The Privilege to Perform Queerness: When Straight People Step Outside of Cisheteronormativity They Gain Social Capital, But at What Cost?
Meme created by Brittney Okabe and Abolition Memes
On September 29, 2019 Pattie Gonia posted a video and photo of both herself and Alex Honnold donning a matching pair of Pattie’s signature patent-leather, six-inch heeled boots. Honnold and Pattie are seen striking dramatic poses and laughing surrounded by big pine trees on a sunny day.
In the image captured by Stephanie Wright, Honnold is squatting in his black pair of boots posing in a stereotypically feminine way while Pattie blows him a kiss.
This image and caption of Alex Honnold and Pattie Gonia posing together brings forward some questions:
Who gets the privilege to perform queerness without consequence? When did the word “ally” become an identity or label? Has “allyship” lost it’s meaning? Is it no longer a verb that requires action?
In an article published in Vice, “Can Straight People Be Queer?” Author Dora Mortimer writes,
“...does initiating straight people into queer culture dilute it? Should we lobby for a vetting system? Something like, you can only be queer if you have more than one album and a ‘strong female characters’ recommendation on Netflix?”
The article implies that there is a tension here. Because the goal, of course, is not to gate-keep who is “truly” queer or not. There is no list of requirements for being really queer because that would be dehumanizing and ridiculous. But currently, there exists a dire need to acknowledge that there is a recent trend of individuals and organizations co-opting LGBTQIA+ and two-spirit culture right now.
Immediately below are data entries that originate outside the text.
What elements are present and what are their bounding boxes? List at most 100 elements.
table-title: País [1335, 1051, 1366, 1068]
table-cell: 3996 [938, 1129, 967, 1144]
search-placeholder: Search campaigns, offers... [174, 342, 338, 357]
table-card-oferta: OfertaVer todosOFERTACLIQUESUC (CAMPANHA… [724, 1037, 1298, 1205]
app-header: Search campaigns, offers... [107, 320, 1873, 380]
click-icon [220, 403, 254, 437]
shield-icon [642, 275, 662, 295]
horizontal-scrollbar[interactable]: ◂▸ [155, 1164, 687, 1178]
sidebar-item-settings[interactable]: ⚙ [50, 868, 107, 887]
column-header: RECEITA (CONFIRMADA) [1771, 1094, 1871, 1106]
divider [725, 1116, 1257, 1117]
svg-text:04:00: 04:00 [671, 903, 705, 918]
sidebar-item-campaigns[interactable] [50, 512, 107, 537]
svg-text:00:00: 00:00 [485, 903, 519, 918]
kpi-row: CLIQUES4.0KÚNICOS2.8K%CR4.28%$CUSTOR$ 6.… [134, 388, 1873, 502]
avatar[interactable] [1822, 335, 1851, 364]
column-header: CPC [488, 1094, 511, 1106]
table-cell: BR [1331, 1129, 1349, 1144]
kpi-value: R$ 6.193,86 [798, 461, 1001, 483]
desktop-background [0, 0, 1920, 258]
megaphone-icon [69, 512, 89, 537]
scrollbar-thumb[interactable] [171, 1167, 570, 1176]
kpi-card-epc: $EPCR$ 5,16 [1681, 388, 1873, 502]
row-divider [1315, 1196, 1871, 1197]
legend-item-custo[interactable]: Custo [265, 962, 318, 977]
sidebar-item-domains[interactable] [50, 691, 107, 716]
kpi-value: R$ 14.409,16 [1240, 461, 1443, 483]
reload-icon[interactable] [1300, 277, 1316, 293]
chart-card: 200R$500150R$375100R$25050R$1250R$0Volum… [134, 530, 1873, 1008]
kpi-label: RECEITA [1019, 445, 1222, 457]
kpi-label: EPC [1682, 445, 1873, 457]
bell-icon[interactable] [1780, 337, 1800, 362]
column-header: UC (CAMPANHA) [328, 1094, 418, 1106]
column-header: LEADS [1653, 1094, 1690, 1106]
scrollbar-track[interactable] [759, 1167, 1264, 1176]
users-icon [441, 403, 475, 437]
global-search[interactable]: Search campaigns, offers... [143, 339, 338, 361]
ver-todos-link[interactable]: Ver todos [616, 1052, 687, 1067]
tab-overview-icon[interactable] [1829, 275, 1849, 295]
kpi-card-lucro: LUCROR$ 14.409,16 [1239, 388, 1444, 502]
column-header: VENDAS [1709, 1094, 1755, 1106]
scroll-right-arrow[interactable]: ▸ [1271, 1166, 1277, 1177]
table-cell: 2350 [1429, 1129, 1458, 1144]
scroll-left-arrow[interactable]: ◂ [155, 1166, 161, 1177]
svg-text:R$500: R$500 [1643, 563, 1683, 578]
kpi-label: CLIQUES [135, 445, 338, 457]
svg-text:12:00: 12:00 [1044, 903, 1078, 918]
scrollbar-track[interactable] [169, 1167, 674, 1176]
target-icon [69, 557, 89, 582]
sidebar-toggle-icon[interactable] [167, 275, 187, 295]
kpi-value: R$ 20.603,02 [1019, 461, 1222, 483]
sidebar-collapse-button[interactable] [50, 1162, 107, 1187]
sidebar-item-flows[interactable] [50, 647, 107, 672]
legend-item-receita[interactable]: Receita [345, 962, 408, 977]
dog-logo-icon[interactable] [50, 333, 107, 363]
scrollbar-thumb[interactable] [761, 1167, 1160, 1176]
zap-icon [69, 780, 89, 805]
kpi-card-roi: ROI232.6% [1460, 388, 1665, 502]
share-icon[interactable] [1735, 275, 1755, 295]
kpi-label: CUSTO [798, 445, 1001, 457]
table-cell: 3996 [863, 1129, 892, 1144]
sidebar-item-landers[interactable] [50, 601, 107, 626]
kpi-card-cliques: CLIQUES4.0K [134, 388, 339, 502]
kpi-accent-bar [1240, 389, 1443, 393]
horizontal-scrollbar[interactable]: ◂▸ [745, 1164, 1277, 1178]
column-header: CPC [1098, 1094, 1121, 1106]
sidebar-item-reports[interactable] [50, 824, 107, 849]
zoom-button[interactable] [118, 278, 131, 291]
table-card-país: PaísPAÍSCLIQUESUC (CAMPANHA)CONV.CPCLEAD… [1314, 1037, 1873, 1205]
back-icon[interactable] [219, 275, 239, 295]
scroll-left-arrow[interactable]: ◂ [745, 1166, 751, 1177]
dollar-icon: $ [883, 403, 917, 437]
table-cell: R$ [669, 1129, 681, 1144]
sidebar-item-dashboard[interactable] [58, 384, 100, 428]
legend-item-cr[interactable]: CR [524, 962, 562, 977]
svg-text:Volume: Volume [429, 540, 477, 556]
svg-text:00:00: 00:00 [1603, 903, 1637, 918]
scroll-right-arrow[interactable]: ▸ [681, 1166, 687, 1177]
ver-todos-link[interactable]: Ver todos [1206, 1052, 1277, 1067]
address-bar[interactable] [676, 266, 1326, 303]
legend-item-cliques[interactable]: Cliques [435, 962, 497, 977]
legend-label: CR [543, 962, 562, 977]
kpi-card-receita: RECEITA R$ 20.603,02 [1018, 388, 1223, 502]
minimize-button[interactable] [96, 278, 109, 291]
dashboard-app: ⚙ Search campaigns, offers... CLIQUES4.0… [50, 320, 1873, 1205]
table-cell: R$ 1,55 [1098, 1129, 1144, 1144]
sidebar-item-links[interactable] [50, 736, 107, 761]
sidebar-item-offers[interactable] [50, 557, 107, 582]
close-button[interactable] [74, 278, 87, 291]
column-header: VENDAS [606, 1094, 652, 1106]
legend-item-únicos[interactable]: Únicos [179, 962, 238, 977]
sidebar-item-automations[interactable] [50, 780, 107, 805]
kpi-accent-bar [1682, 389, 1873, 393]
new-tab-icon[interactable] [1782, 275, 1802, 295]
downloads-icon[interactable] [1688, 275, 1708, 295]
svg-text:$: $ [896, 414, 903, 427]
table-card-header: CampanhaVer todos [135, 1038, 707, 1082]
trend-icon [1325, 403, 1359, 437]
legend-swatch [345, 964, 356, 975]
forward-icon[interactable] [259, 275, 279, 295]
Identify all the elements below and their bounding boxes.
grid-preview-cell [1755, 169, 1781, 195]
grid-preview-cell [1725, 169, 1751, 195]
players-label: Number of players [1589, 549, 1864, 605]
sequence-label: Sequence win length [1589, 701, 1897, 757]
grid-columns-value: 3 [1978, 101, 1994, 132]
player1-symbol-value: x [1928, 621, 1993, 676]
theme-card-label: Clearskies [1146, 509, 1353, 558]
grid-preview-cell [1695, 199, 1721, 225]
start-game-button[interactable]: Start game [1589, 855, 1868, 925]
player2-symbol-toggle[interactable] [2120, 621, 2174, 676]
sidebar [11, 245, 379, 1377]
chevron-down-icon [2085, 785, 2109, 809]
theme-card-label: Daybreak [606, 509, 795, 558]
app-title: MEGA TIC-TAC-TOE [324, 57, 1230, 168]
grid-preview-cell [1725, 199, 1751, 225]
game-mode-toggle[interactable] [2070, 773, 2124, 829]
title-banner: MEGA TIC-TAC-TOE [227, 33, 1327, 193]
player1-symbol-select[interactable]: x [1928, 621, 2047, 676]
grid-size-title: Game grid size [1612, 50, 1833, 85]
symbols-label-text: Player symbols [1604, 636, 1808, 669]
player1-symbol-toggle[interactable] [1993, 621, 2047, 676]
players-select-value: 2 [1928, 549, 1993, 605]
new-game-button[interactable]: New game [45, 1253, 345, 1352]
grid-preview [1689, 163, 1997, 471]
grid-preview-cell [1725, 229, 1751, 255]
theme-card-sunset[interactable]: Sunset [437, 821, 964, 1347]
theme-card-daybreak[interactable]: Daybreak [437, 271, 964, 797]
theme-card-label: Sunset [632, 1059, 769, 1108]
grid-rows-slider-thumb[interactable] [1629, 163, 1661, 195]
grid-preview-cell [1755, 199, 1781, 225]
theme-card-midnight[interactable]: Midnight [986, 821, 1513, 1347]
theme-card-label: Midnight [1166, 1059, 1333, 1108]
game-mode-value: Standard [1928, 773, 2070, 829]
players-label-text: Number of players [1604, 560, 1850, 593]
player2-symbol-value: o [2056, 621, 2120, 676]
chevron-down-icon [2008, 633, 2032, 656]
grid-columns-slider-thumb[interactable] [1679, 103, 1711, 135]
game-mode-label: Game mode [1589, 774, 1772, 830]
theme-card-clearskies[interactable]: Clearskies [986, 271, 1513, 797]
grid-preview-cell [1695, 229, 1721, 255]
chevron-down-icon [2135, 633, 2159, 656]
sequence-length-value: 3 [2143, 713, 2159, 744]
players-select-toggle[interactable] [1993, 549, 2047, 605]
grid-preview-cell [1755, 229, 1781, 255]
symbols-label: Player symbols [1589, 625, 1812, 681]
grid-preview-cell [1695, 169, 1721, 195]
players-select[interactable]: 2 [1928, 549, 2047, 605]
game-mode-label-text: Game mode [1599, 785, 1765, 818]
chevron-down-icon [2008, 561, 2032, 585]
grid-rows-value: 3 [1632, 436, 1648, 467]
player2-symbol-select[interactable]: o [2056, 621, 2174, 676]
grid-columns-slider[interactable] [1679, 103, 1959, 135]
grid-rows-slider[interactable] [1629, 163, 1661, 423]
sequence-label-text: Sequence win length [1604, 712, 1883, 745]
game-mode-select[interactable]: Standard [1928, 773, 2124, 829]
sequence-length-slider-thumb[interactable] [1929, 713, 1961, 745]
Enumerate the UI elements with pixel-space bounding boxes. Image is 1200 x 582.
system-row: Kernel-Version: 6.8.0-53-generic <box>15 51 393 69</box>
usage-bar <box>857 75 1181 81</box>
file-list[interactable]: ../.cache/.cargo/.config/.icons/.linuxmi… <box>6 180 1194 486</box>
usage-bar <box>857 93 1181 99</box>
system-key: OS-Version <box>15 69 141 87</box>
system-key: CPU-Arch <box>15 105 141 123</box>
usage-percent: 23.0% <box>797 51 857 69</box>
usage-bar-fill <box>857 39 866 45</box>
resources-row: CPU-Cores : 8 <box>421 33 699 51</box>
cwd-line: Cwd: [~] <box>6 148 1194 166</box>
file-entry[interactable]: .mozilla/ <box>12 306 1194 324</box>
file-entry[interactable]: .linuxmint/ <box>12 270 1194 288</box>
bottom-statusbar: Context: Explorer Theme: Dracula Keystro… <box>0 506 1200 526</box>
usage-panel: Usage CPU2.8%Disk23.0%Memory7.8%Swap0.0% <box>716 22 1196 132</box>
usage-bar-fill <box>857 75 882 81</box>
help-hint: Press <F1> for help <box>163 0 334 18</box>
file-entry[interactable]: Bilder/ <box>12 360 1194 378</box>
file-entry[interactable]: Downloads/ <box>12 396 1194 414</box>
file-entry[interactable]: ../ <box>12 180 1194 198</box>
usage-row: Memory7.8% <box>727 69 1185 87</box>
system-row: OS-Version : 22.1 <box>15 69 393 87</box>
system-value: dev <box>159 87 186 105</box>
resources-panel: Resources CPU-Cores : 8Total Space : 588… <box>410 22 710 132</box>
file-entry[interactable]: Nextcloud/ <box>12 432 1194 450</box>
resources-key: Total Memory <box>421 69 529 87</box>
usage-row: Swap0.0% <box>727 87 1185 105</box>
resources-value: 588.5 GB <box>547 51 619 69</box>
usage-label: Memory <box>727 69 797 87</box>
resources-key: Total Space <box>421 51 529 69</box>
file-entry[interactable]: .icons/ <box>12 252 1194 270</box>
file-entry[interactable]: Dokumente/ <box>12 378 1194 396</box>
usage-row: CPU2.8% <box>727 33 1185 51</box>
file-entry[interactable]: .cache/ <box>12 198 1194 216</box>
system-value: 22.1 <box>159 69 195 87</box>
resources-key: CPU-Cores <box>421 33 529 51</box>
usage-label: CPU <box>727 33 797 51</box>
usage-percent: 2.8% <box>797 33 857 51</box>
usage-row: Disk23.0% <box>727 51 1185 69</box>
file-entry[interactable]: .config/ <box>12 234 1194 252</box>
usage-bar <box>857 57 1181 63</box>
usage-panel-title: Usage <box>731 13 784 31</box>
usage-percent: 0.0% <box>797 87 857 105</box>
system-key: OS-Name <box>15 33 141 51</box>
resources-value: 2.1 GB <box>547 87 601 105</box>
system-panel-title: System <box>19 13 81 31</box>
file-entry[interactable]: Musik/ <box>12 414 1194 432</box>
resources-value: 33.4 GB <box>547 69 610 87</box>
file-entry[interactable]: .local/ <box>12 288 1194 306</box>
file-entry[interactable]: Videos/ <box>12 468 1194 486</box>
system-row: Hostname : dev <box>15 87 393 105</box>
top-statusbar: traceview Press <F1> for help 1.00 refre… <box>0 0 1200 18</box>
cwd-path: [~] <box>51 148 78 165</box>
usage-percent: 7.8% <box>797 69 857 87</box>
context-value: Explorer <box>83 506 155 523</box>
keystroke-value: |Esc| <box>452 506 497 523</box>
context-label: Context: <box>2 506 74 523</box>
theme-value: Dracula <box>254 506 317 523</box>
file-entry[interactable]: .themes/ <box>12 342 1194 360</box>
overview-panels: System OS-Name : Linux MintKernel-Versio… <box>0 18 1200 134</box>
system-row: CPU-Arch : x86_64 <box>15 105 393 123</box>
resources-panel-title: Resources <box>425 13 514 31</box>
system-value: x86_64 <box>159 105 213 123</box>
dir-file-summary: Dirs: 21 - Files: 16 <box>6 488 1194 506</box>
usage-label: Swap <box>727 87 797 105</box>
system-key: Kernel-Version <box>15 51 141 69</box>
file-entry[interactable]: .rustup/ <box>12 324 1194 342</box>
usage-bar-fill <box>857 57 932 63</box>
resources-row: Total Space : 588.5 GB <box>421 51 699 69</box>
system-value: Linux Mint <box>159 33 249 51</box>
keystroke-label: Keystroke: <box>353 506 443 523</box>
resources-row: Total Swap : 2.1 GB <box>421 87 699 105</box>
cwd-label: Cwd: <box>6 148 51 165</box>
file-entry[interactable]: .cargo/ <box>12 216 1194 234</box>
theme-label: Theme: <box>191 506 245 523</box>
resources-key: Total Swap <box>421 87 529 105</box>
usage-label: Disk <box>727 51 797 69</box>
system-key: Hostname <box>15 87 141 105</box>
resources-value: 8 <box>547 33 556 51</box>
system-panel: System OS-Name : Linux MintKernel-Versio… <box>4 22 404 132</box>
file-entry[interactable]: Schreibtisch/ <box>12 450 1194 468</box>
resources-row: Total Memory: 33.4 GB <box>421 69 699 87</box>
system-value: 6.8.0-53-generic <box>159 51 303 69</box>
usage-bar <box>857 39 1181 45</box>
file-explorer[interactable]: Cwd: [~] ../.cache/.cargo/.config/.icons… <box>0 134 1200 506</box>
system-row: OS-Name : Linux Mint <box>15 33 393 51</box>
For Honnold to don a pair of heeled boots in this comedic, SNL-like way does not feel genuine and that’s because it’s not meant to be. It’s meant to be a joke. Honnold is not making a grand gesture of allyship towards the LGBTQIA+ and two-spirit communities. Unintentionally or not, he is making a mockery of the dynamism that is queer culture. The implication of his foray into drag is that it is temporary, it is one-off, it’s just for show, and it is only for shits and giggles and nothing else. There is no inkling that he is taking seriously his position of power as a white cis person.
Honnold’s lack of self-awareness is more of a testament to his comfort and ease in a society that allows cis people — particularly white cis people — access to anything and everything. This has everything to do with his gender, sexuality, and whiteness, and how he benefits from his dominant identities — identities that he makes no conscious effort of discussing, acknowledging, deconstructing, or examining, despite his vast influence and major platforms.
To be an “ally” is a verb, and unless we missed something, we don’t see any of Honnold’s actions as a rock climber, turned public figure, turned mini celebrity, as tackling the pervasive toxic masculinity, homophobia, transphobia, and anti-Blackness within the climbing community, and the various other spaces he takes up. In fact, we only see glaring examples of how he flippantly maintains these structures of oppression, made evident in his debut documentary “Free Solo.” As well as in the written accounts of his homophobic comments made at a public event, which are detailed in the comments of Pattie’s Instagram post, which you can view below.
This is not about gatekeeping who gets to wear certain items of clothing and who doesn’t, and this is not an attack on Pattie. But this is to acknowledge that for someone like Alex Honnold with immense privilege to wear heels and flaunt it in this inauthentic, jester-like way is an insult to those who wear heels as an act of true self-expression, or even more so, those who may not have that choice because it would literally be life-threatening. Honnold as a cis, white man will face no fatal consequences for his choice to wear something that goes against the rules of cisheteronormativity, if anything he will gain. He gains followers, attention, applause, praise, laughs, affirmations, kudos, and pats on the back. He literally earns himself the label of “ally” with no need to actually act or put any effort behind it. But for queer people, especially Queer and Trans people of color, Black trans womxn, and Black, queer femmes, the ability to self-express often comes at a high, deadly cost.
As Ebony Donnelly says, “Y’all wanna be queer until it’s time to queer y’all politic. Y’all wanna be intersectional until a Black person asserts that same queer politic to call out individuals and organizations profiting from queerness in an otherwise cisheteronormative world.” ( You can find this quote in Ericka Hart’s story “Queer Feels” on Instagram).
In the history of cis, white maleness none of this is surprising. Until, Alex Honnold starts making some significant effort to account for his egregious behavior in “Free Solo,” and starts using his massive influence to garner support for reparations for Black and Indigenous people, and Indigenous sovereignty, he will remain in the Hall of Fame of Mediocre White Men™.